One tragic story that came to light was that of East German parents, who in attempting to escape to the West gave their child sleeping pills. The Stasi files report that the child died as a result.
Herbert Ziehm, who now heads up the department of requests for the Birthler Authority -- which manages the Stasi files -- said that the East German spooks also took notes on details that smacked of bourgeoisie. Ziehm, an East German, told SPIEGEL ONLINE that a look into his own file revealed that "the Stasi were very intrigued as to why my wife could drive and had a car even though she was a housewife." He added: "They were also fascinated by the fact that we were teetotallers and non-smokers. While after 20 years you can still laugh at the absurdity of it all, you always have to remember that people were getting arrested for the tiniest things."

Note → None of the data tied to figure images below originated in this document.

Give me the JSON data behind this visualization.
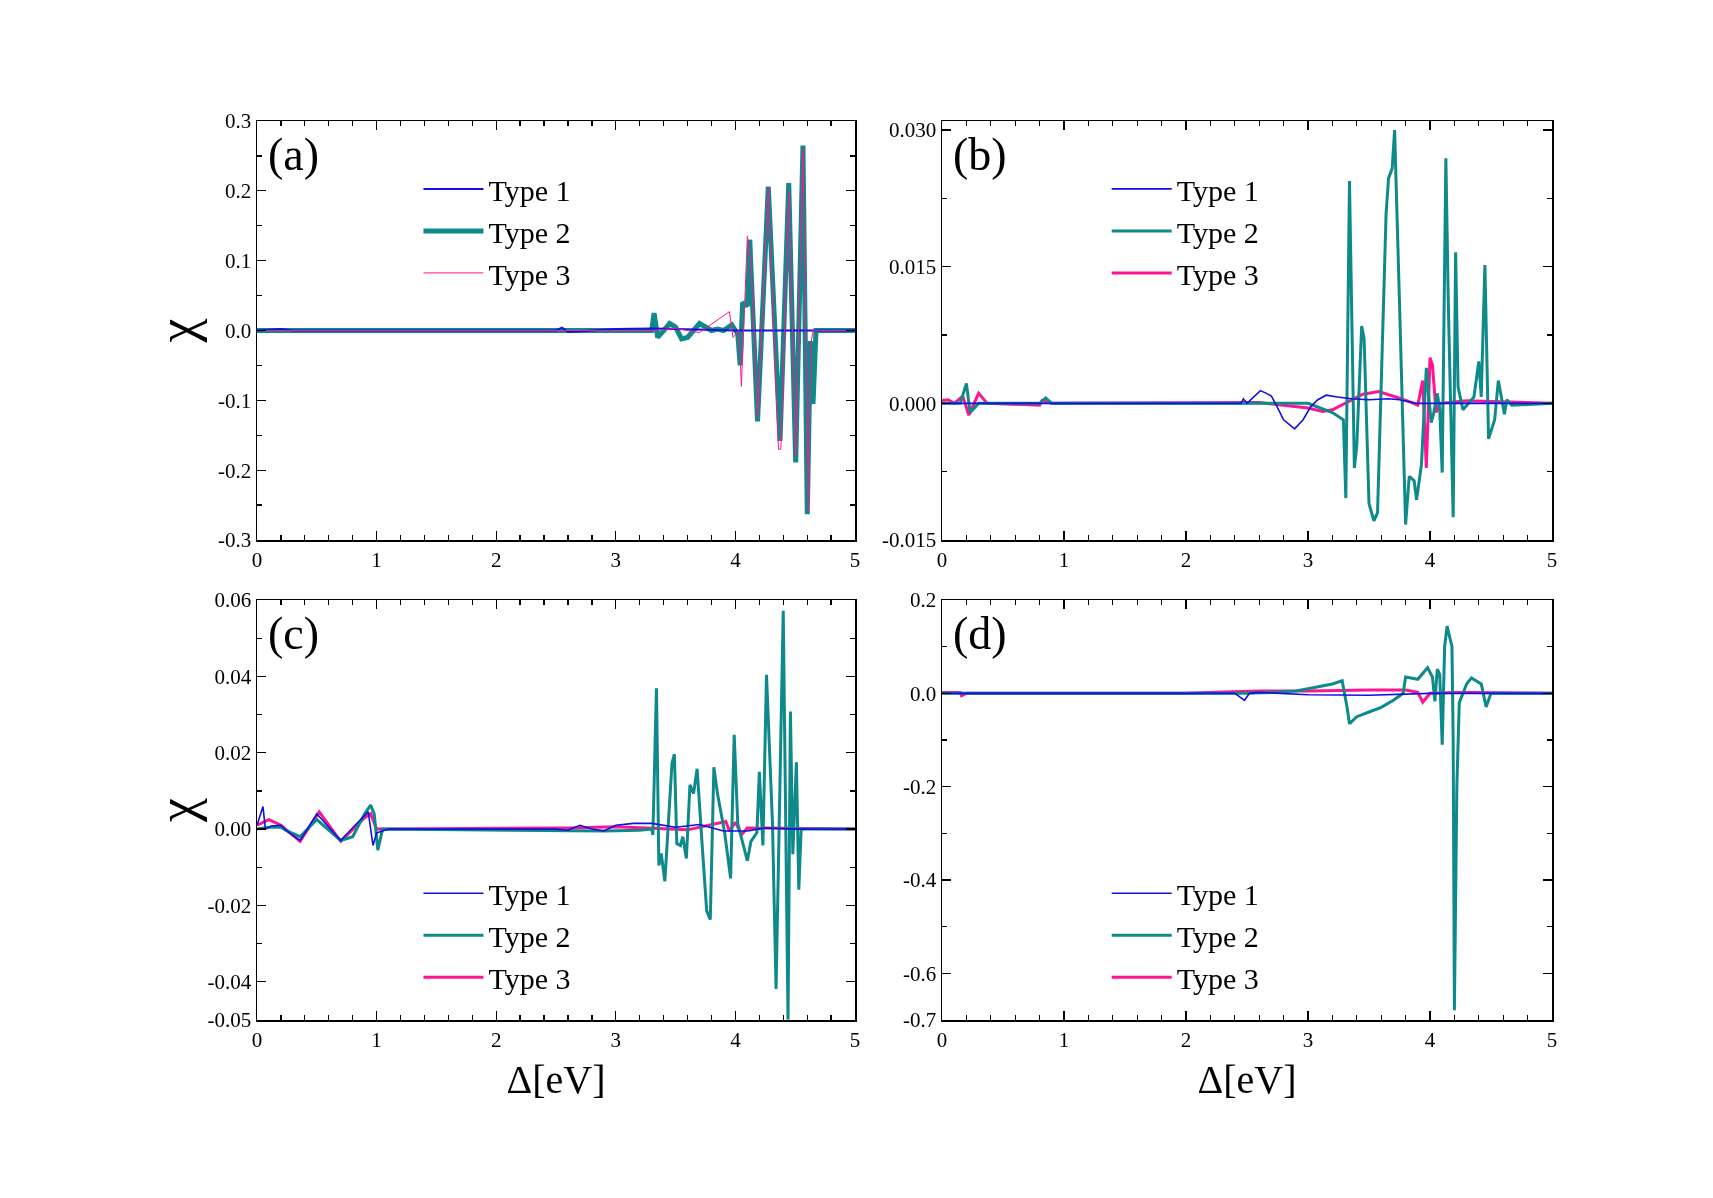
{
  "chart_data": [
    {
      "type": "line",
      "title": "(a)",
      "ylabel": "χ",
      "xlim": [
        0,
        5
      ],
      "xticks": [
        0,
        1,
        2,
        3,
        4,
        5
      ],
      "ylim": [
        -0.3,
        0.3
      ],
      "yticks": [
        {
          "value": -0.3,
          "label": "-0.3"
        },
        {
          "value": -0.2,
          "label": "-0.2"
        },
        {
          "value": -0.1,
          "label": "-0.1"
        },
        {
          "value": 0,
          "label": "0.0"
        },
        {
          "value": 0.1,
          "label": "0.1"
        },
        {
          "value": 0.2,
          "label": "0.2"
        },
        {
          "value": 0.3,
          "label": "0.3"
        }
      ],
      "grid": false,
      "legend": "top",
      "line_style": "solid",
      "marker": "none",
      "series": [
        {
          "name": "Type 1",
          "color": "#1010e0",
          "x": [
            0,
            0.2,
            0.3,
            2.5,
            2.55,
            2.6,
            3.0,
            3.3,
            3.5,
            4.0,
            5
          ],
          "values": [
            0,
            0.002,
            0,
            0,
            0.004,
            -0.002,
            0.002,
            0.003,
            0.002,
            0,
            0
          ]
        },
        {
          "name": "Type 2",
          "color": "#0f8a8a",
          "x": [
            0,
            3.3,
            3.32,
            3.35,
            3.4,
            3.45,
            3.5,
            3.55,
            3.6,
            3.65,
            3.7,
            3.75,
            3.8,
            3.85,
            3.9,
            3.97,
            4.02,
            4.04,
            4.06,
            4.1,
            4.12,
            4.185,
            4.275,
            4.373,
            4.446,
            4.504,
            4.565,
            4.601,
            4.627,
            4.649,
            4.674,
            5
          ],
          "values": [
            0,
            0,
            0.025,
            -0.01,
            0,
            0.01,
            0.005,
            -0.012,
            -0.01,
            0,
            0.01,
            0.005,
            0,
            0.002,
            0,
            0.008,
            -0.005,
            -0.05,
            0.04,
            0.035,
            0.13,
            -0.13,
            0.206,
            -0.158,
            0.211,
            -0.189,
            0.265,
            -0.263,
            -0.015,
            -0.105,
            0,
            0
          ]
        },
        {
          "name": "Type 3",
          "color": "#ff1493",
          "x": [
            0,
            3.3,
            3.5,
            3.7,
            3.95,
            3.98,
            4.03,
            4.05,
            4.1,
            4.13,
            4.185,
            4.275,
            4.36,
            4.38,
            4.446,
            4.504,
            4.565,
            4.61,
            4.63,
            4.65,
            5
          ],
          "values": [
            0,
            0,
            0.003,
            -0.003,
            0.027,
            -0.01,
            0,
            -0.08,
            0.135,
            0.1,
            -0.125,
            0.205,
            -0.17,
            -0.17,
            0.2,
            -0.18,
            0.26,
            -0.26,
            -0.02,
            0,
            0
          ]
        }
      ]
    },
    {
      "type": "line",
      "title": "(b)",
      "xlim": [
        0,
        5
      ],
      "xticks": [
        0,
        1,
        2,
        3,
        4,
        5
      ],
      "ylim": [
        -0.015,
        0.031
      ],
      "yticks": [
        {
          "value": -0.015,
          "label": "-0.015"
        },
        {
          "value": 0,
          "label": "0.000"
        },
        {
          "value": 0.015,
          "label": "0.015"
        },
        {
          "value": 0.03,
          "label": "0.030"
        }
      ],
      "grid": false,
      "legend": "top",
      "line_style": "solid",
      "marker": "none",
      "series": [
        {
          "name": "Type 1",
          "color": "#1010e0",
          "x": [
            0,
            2.45,
            2.47,
            2.5,
            2.61,
            2.66,
            2.7,
            2.74,
            2.8,
            2.89,
            2.96,
            3.02,
            3.08,
            3.15,
            3.24,
            3.36,
            3.5,
            3.66,
            3.75,
            3.89,
            5
          ],
          "values": [
            0,
            0,
            0.0005,
            0,
            0.0014,
            0.0011,
            0.0008,
            -0.0002,
            -0.0018,
            -0.0028,
            -0.0018,
            -0.0004,
            0.0004,
            0.0009,
            0.0007,
            0.0005,
            0.0004,
            0.0005,
            0.0004,
            0,
            0
          ]
        },
        {
          "name": "Type 2",
          "color": "#0f8a8a",
          "x": [
            0,
            0.15,
            0.2,
            0.23,
            0.3,
            0.8,
            0.85,
            0.9,
            3.0,
            3.2,
            3.29,
            3.31,
            3.34,
            3.38,
            3.4,
            3.44,
            3.46,
            3.5,
            3.54,
            3.57,
            3.64,
            3.66,
            3.69,
            3.71,
            3.75,
            3.8,
            3.83,
            3.87,
            3.89,
            3.93,
            3.97,
            3.99,
            4.01,
            4.03,
            4.06,
            4.08,
            4.1,
            4.13,
            4.15,
            4.19,
            4.21,
            4.23,
            4.27,
            4.36,
            4.4,
            4.42,
            4.45,
            4.48,
            4.53,
            4.56,
            4.57,
            4.61,
            4.63,
            4.67,
            5
          ],
          "values": [
            0,
            0,
            0.0022,
            -0.001,
            0,
            0,
            0.0006,
            0,
            0,
            -0.001,
            -0.0018,
            -0.0104,
            0.0244,
            -0.0071,
            -0.0046,
            0.0085,
            0.0071,
            -0.011,
            -0.0129,
            -0.012,
            0.0208,
            0.0247,
            0.0258,
            0.03,
            0.011,
            -0.0133,
            -0.008,
            -0.0085,
            -0.0106,
            -0.0067,
            0.0039,
            0.0007,
            -0.0021,
            -0.0011,
            0.0011,
            -0.0007,
            -0.0076,
            0.0269,
            0.011,
            -0.0125,
            0.0166,
            0.0018,
            -0.0007,
            0.0007,
            0.0046,
            0.0007,
            0.0152,
            -0.0039,
            -0.0018,
            0.0025,
            0.0018,
            -0.0012,
            0.0004,
            -0.0002,
            0
          ]
        },
        {
          "name": "Type 3",
          "color": "#ff1493",
          "x": [
            0,
            0.05,
            0.1,
            0.17,
            0.22,
            0.3,
            0.37,
            0.8,
            0.82,
            0.9,
            2.6,
            3.0,
            3.12,
            3.2,
            3.45,
            3.58,
            3.72,
            3.83,
            3.9,
            3.94,
            3.97,
            4.0,
            4.02,
            4.05,
            4.08,
            4.3,
            5
          ],
          "values": [
            0.0003,
            0.0004,
            0,
            0.0008,
            -0.0013,
            0.0011,
            0,
            -0.0002,
            0.0003,
            0,
            0.0001,
            -0.0005,
            -0.0009,
            -0.0007,
            0.001,
            0.0013,
            0.0007,
            0.0002,
            -0.0002,
            0.0025,
            -0.0071,
            0.005,
            0.0042,
            -0.001,
            0,
            0.0003,
            0
          ]
        }
      ]
    },
    {
      "type": "line",
      "title": "(c)",
      "ylabel": "χ",
      "xlabel": "Δ[eV]",
      "xlim": [
        0,
        5
      ],
      "xticks": [
        0,
        1,
        2,
        3,
        4,
        5
      ],
      "ylim": [
        -0.05,
        0.06
      ],
      "yticks": [
        -0.05,
        -0.04,
        -0.02,
        {
          "value": 0,
          "label": "0.00"
        },
        0.02,
        0.04,
        0.06
      ],
      "grid": false,
      "legend": "bottom",
      "line_style": "solid",
      "marker": "none",
      "series": [
        {
          "name": "Type 1",
          "color": "#1010e0",
          "x": [
            0,
            0.05,
            0.07,
            0.12,
            0.2,
            0.25,
            0.36,
            0.5,
            0.7,
            0.85,
            0.93,
            0.97,
            1.0,
            1.1,
            2.5,
            2.6,
            2.7,
            2.8,
            2.9,
            3.0,
            3.15,
            3.3,
            3.5,
            3.7,
            3.9,
            4.1,
            4.25,
            4.5,
            5
          ],
          "values": [
            0.001,
            0.0059,
            0,
            0.0008,
            0.001,
            -0.0005,
            -0.003,
            0.004,
            -0.003,
            0.002,
            0.0045,
            -0.0043,
            -0.001,
            0,
            0,
            -0.0003,
            0.001,
            0,
            -0.0005,
            0.001,
            0.0015,
            0.0015,
            0.0005,
            0.0012,
            -0.0005,
            -0.0005,
            0.0003,
            0,
            0
          ]
        },
        {
          "name": "Type 2",
          "color": "#0f8a8a",
          "x": [
            0,
            0.1,
            0.2,
            0.25,
            0.36,
            0.5,
            0.7,
            0.8,
            0.9,
            0.95,
            0.98,
            1.01,
            1.05,
            2.9,
            3.2,
            3.3,
            3.31,
            3.34,
            3.36,
            3.38,
            3.41,
            3.47,
            3.49,
            3.51,
            3.54,
            3.56,
            3.59,
            3.62,
            3.65,
            3.68,
            3.72,
            3.76,
            3.79,
            3.82,
            3.85,
            3.91,
            3.96,
            3.99,
            4.02,
            4.1,
            4.13,
            4.18,
            4.2,
            4.23,
            4.26,
            4.31,
            4.34,
            4.4,
            4.44,
            4.46,
            4.48,
            4.51,
            4.53,
            4.55,
            5
          ],
          "values": [
            0,
            0.0005,
            0.0005,
            -0.0005,
            -0.002,
            0.0025,
            -0.003,
            -0.002,
            0.004,
            0.0063,
            0.004,
            -0.0055,
            0,
            -0.0005,
            -0.0003,
            0,
            -0.0015,
            0.0369,
            -0.0095,
            -0.0064,
            -0.0137,
            0.0173,
            0.0196,
            -0.0038,
            -0.0043,
            -0.002,
            -0.0077,
            0.0116,
            0.0093,
            0.0158,
            -0.0032,
            -0.0214,
            -0.0237,
            0.0162,
            0.0093,
            -0.0009,
            -0.0129,
            0.0247,
            0.0014,
            -0.0083,
            -0.0032,
            -0.0009,
            0.015,
            -0.0043,
            0.0404,
            0.0014,
            -0.0419,
            0.0572,
            -0.0499,
            0.0308,
            -0.0066,
            0.0175,
            -0.0159,
            0,
            0
          ]
        },
        {
          "name": "Type 3",
          "color": "#ff1493",
          "x": [
            0,
            0.1,
            0.2,
            0.36,
            0.52,
            0.7,
            0.9,
            0.95,
            1.0,
            1.1,
            2.6,
            3.0,
            3.3,
            3.6,
            3.92,
            3.95,
            4.0,
            4.05,
            4.1,
            5
          ],
          "values": [
            0.001,
            0.0025,
            0.001,
            -0.0032,
            0.0045,
            -0.0032,
            0.003,
            0.004,
            0,
            0,
            0.0003,
            0.0006,
            0.0002,
            -0.0002,
            0.002,
            -0.0005,
            0.0018,
            -0.0015,
            0.0003,
            0
          ]
        }
      ]
    },
    {
      "type": "line",
      "title": "(d)",
      "xlabel": "Δ[eV]",
      "xlim": [
        0,
        5
      ],
      "xticks": [
        0,
        1,
        2,
        3,
        4,
        5
      ],
      "ylim": [
        -0.7,
        0.2
      ],
      "yticks": [
        -0.7,
        -0.6,
        -0.4,
        -0.2,
        {
          "value": 0,
          "label": "0.0"
        },
        0.2
      ],
      "grid": false,
      "legend": "bottom",
      "line_style": "solid",
      "marker": "none",
      "series": [
        {
          "name": "Type 1",
          "color": "#1010e0",
          "x": [
            0,
            2.4,
            2.48,
            2.52,
            2.6,
            3.0,
            3.5,
            4.0,
            5
          ],
          "values": [
            0,
            0,
            -0.015,
            0,
            0.002,
            -0.003,
            -0.004,
            0,
            0
          ]
        },
        {
          "name": "Type 2",
          "color": "#0f8a8a",
          "x": [
            0,
            2.5,
            2.7,
            2.9,
            3.0,
            3.2,
            3.28,
            3.32,
            3.34,
            3.4,
            3.5,
            3.6,
            3.7,
            3.78,
            3.8,
            3.9,
            3.98,
            4.02,
            4.04,
            4.06,
            4.08,
            4.1,
            4.12,
            4.14,
            4.18,
            4.19,
            4.2,
            4.22,
            4.24,
            4.3,
            4.34,
            4.42,
            4.46,
            4.5,
            5
          ],
          "values": [
            0,
            0,
            0.002,
            0.005,
            0.01,
            0.02,
            0.027,
            -0.03,
            -0.065,
            -0.05,
            -0.04,
            -0.03,
            -0.015,
            0,
            0.035,
            0.03,
            0.055,
            0.035,
            -0.017,
            0.052,
            0.04,
            -0.11,
            0.1,
            0.144,
            0.1,
            -0.1,
            -0.679,
            -0.2,
            -0.02,
            0.02,
            0.033,
            0.02,
            -0.029,
            0,
            0
          ]
        },
        {
          "name": "Type 3",
          "color": "#ff1493",
          "x": [
            0,
            0.15,
            0.16,
            0.2,
            2.0,
            2.3,
            2.6,
            3.0,
            3.5,
            3.8,
            3.9,
            3.94,
            4.0,
            4.2,
            4.35,
            5
          ],
          "values": [
            0.002,
            0.002,
            -0.005,
            0,
            0,
            0.003,
            0.005,
            0.005,
            0.007,
            0.007,
            0.002,
            -0.019,
            0,
            0.002,
            0.002,
            0
          ]
        }
      ]
    }
  ]
}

Two-Year-Long Waiting List
The brutal nature of the East German regime means that Monday's celebrations will be tinged with melancholy. Dozens died while trying to cross the barrier which divided Berlin and Germany in two while the Stasi squelched all protest in the German Democratic Republic, as communist East Germany was called. Ziehm says that, with attention focused on reunification, many from the former East are revisiting the past in a much more personal fashion. In the last year, tens of thousands of people have headed to the Birthler Authority to finally take a look at what their Stasi files contain. Interest has been so high, in fact, the waiting list is now two years long.
The files -- which occupy over 100 kilometers of shelf space (not including the 16,000 sacks of shredded documents the Birthler Authority is currently trying to reassemble with the aid of computers) -- are testament to a darker side of humanity. And Ziehm says that films like "The Lives of Others," which indicate that many were coerced into spying on friends and neighbors, don't come close to plumbing the depths that some ultimately fall to. Friends informed voluntarily on friends and spouses even tattled on each other.
"More often than not, the Stasi did not need to apply pressure at all," he says. "In fact, many often felt snubbed if their information was deemed to be of no interest." The real motivation behind these acts of betrayal was much more humdrum than one might think. "People informed for personal gain, out of loyalty to the East German regime, or simply because they wanted to feel like they had some power," Ziehm says.
But it's the files that actually exist which cause Iburg the most discomfort. Every day, she sees first hand how difficult it is for people to learn that someone close has spied on them. And she is shocked by the depths to which ordinary people are willing to stoop. "It's terrible, it makes you despair at the malicious lies people would tell, and at the weakness of human nature."
Indeed, she says she feels personally haunted. "The stories are always in the back of my head whether I'm lying in bed or out in social situations. I find it hard to trust people."